I also have to list my Kenema tenugui, which I tie to my backpack and follows me everywhere. I got it when I started biking out of a vague sense that always having a towel could come in handy, and it isn't a meme, you can use a towel for anything. Also it billows behind me like a flag when I'm on the road, and the "skull exhaling smoke that is also a skull" design communicates to drivers that I don't fear death.

And what software?

I run Void Linux on my computers. Maybe the best distro I've used so far, really happy to be back on a BSD-style init system. My browser is Qutebrowser, my phone runs Graphene. I prefer musl to glibc and LLVM to the GNU toolchain. In all cases I'm making the choice to accept an amount of compatibility failures on the margins in exchange for a vastly sounder core system. I do almost all my programming in CHICKEN Scheme these days, and most of the rest in Haskell.

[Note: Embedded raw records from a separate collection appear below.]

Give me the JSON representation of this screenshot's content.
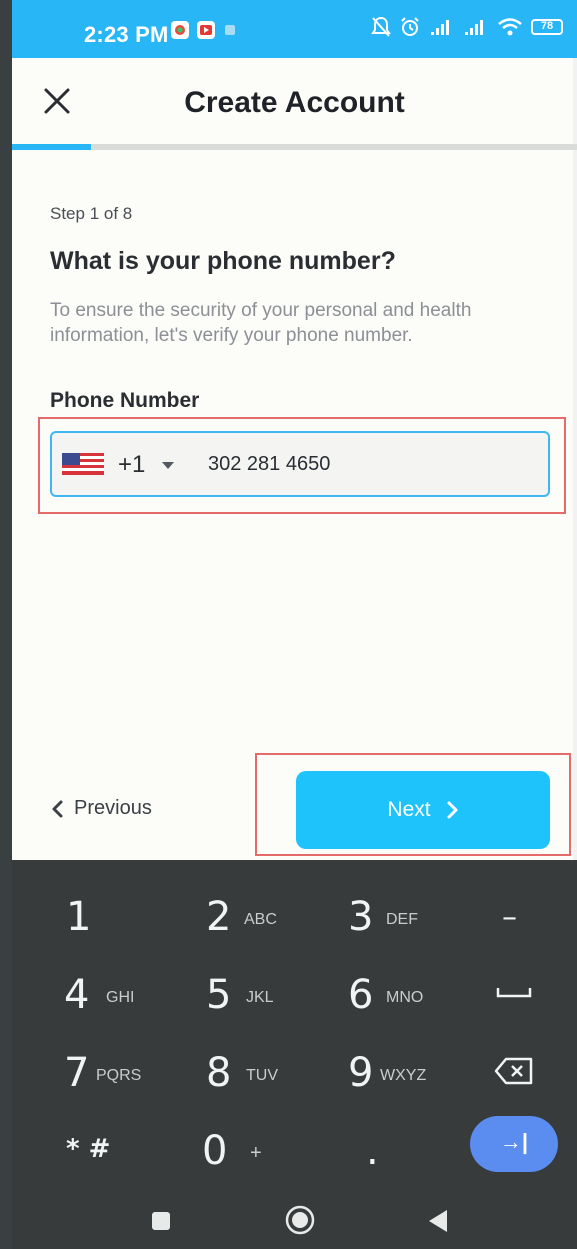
{
  "status_bar": {
    "time": "2:23 PM",
    "battery": "78",
    "accent": "#29b6f6"
  },
  "header": {
    "title": "Create Account",
    "close_icon": "close-icon"
  },
  "progress": {
    "current_step": 1,
    "total_steps": 8,
    "fill_fraction": 0.14
  },
  "content": {
    "step_label": "Step 1 of 8",
    "question": "What is your phone number?",
    "description": "To ensure the security of your personal and health information, let's verify your phone number.",
    "field_label": "Phone Number",
    "country_code": "+1",
    "country_flag": "us-flag-icon",
    "phone_value": "302 281 4650"
  },
  "footer": {
    "previous_label": "Previous",
    "next_label": "Next",
    "next_color": "#1ec3fb"
  },
  "keyboard": {
    "keys": [
      {
        "main": "1",
        "sub": ""
      },
      {
        "main": "2",
        "sub": "ABC"
      },
      {
        "main": "3",
        "sub": "DEF"
      },
      {
        "main": "–",
        "sub": ""
      },
      {
        "main": "4",
        "sub": "GHI"
      },
      {
        "main": "5",
        "sub": "JKL"
      },
      {
        "main": "6",
        "sub": "MNO"
      },
      {
        "main": "␣",
        "sub": ""
      },
      {
        "main": "7",
        "sub": "PQRS"
      },
      {
        "main": "8",
        "sub": "TUV"
      },
      {
        "main": "9",
        "sub": "WXYZ"
      },
      {
        "main": "⌫",
        "sub": ""
      },
      {
        "main": "* #",
        "sub": ""
      },
      {
        "main": "0",
        "sub": "+"
      },
      {
        "main": ".",
        "sub": ""
      },
      {
        "main": "→|",
        "sub": ""
      }
    ]
  }
}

My taste in applications is spartan to a fault. I use Vim for writing almost anything, software or otherwise. No plugins, ten-line conf and the first is to enable vi-compat mode. The one exception to this is Haskell, for which I use Spacemacs. Inline typechecking triples your productivity the moment you turn it on, it's too good to give up. My shell is tcsh in vi mode, a fact that causes great consternation when anyone else attempts to use my computer for anything. Terminal is xterm, which I will hasten to add does support Unicode; lack of Japanese text support is a dealbreaker for me. My regex "native tongue" is POSIX basic (the one where there is no logic whatsoever to which symbols need escapes) and I use find, grep, sed, and xargs for practically everything.

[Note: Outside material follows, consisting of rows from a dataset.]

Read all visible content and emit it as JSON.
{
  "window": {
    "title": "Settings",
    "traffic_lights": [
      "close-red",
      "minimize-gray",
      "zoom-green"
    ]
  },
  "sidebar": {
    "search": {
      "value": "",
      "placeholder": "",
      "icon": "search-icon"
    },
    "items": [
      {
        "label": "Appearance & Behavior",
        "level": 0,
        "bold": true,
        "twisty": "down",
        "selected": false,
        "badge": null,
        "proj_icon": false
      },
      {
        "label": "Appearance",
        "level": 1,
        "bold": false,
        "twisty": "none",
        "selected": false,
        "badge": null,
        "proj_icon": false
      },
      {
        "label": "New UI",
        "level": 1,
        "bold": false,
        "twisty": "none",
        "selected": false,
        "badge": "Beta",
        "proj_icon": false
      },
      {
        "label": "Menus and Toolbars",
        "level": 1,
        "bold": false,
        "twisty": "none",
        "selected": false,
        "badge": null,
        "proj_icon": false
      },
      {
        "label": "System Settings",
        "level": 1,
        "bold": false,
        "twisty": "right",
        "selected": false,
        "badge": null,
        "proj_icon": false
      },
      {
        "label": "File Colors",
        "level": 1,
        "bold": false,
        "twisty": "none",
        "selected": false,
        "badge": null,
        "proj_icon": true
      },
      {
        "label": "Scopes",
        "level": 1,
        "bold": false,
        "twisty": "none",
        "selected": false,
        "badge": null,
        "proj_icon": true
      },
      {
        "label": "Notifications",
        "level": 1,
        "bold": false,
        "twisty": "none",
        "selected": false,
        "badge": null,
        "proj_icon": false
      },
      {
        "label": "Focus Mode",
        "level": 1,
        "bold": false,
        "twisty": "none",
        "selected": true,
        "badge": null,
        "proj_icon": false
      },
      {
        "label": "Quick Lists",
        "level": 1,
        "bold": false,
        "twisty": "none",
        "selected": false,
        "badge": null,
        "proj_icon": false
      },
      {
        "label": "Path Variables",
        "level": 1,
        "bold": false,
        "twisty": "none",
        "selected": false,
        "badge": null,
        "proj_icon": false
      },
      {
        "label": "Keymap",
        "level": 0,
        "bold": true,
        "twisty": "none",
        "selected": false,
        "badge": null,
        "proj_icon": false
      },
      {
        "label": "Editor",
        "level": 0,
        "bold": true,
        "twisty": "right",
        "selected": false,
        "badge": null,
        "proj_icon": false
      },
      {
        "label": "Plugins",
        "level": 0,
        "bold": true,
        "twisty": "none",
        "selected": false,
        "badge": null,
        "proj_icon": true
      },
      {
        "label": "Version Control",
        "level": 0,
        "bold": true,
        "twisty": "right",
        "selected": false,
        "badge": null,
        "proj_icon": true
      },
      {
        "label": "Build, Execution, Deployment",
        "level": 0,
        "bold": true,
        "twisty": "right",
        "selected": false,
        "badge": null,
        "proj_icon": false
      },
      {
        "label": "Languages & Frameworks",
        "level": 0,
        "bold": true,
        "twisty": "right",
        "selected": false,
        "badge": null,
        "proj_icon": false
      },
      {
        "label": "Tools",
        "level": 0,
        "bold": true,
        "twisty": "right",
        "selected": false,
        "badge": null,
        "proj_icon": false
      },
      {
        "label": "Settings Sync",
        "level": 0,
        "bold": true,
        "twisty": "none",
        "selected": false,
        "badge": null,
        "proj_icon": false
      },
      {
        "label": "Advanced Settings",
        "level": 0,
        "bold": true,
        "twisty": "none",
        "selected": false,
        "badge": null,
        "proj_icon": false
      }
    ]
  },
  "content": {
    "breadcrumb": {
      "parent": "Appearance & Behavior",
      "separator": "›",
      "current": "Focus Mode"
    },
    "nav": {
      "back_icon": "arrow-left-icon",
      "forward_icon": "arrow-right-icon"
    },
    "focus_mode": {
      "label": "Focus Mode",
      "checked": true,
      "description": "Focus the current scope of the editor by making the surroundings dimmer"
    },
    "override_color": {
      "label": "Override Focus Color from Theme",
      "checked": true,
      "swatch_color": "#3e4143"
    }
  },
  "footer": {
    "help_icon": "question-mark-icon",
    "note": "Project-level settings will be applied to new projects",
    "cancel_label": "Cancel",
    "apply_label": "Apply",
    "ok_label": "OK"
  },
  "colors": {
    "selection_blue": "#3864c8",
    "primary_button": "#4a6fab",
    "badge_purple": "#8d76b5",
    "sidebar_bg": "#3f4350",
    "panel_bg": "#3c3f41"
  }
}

Window management is a screen session on every machine, connected through mosh, and xmonad to juggle them all. This is a spectacular way to work: I have a shell alias to create a session on the server-host named for the client-host, or reattach if it exists, and mosh means I can leave windows open through sleep/wake cycles or network changes and they pick back up automatically.

We also have a home VPN and home DNS. Being able to connect to any of your machines from any of your machines no matter where you are is so good that I can no longer live without it, and I don't understand why so many people who set up home media servers and home NAS don't do this first.

What would be your dream setup?

One of the side benefits of doing most of your work with the people you live with and love is you get to plan infrastructure on decades-long timescales. In this spirit, instead of describing my dream setup, I'll describe the setup I intend to have in five years. If nothing else this will be a fun thing to look back on and see how right or wrong I was!

By the start of 2025, all of our systems will be running some kind of operating system orchestration framework. Ideally Genode with whichever L4 kernel is suitable for a given arch, but it's possible we have to write something ourselves in the style of Guix. Everything, from our desktops and laptops, down to microcontrollers and up to servers, will be provisioned automatically from a declarative specification written in an s-expression dialect. (Phones are iffy and probably depend on how Fuchsia pans out.) This dialect will also serve as an interchange format we use to communicate between Scheme and Haskell, which we will standardize and release. We'll have our own stdlib and our own tooling that makes working in one or the other, or both in one project, as seamless as possible. The Scheme side will be agnostic to whichever particular Scheme we may wish to use.

We'll have a workshop suitable for working on electronics and machines. We'll have a wetlab. We'll have a burgeoning robotics company, a successful biology company, and a rocket company that has put something on the moon.

I probably will not have written the history book though.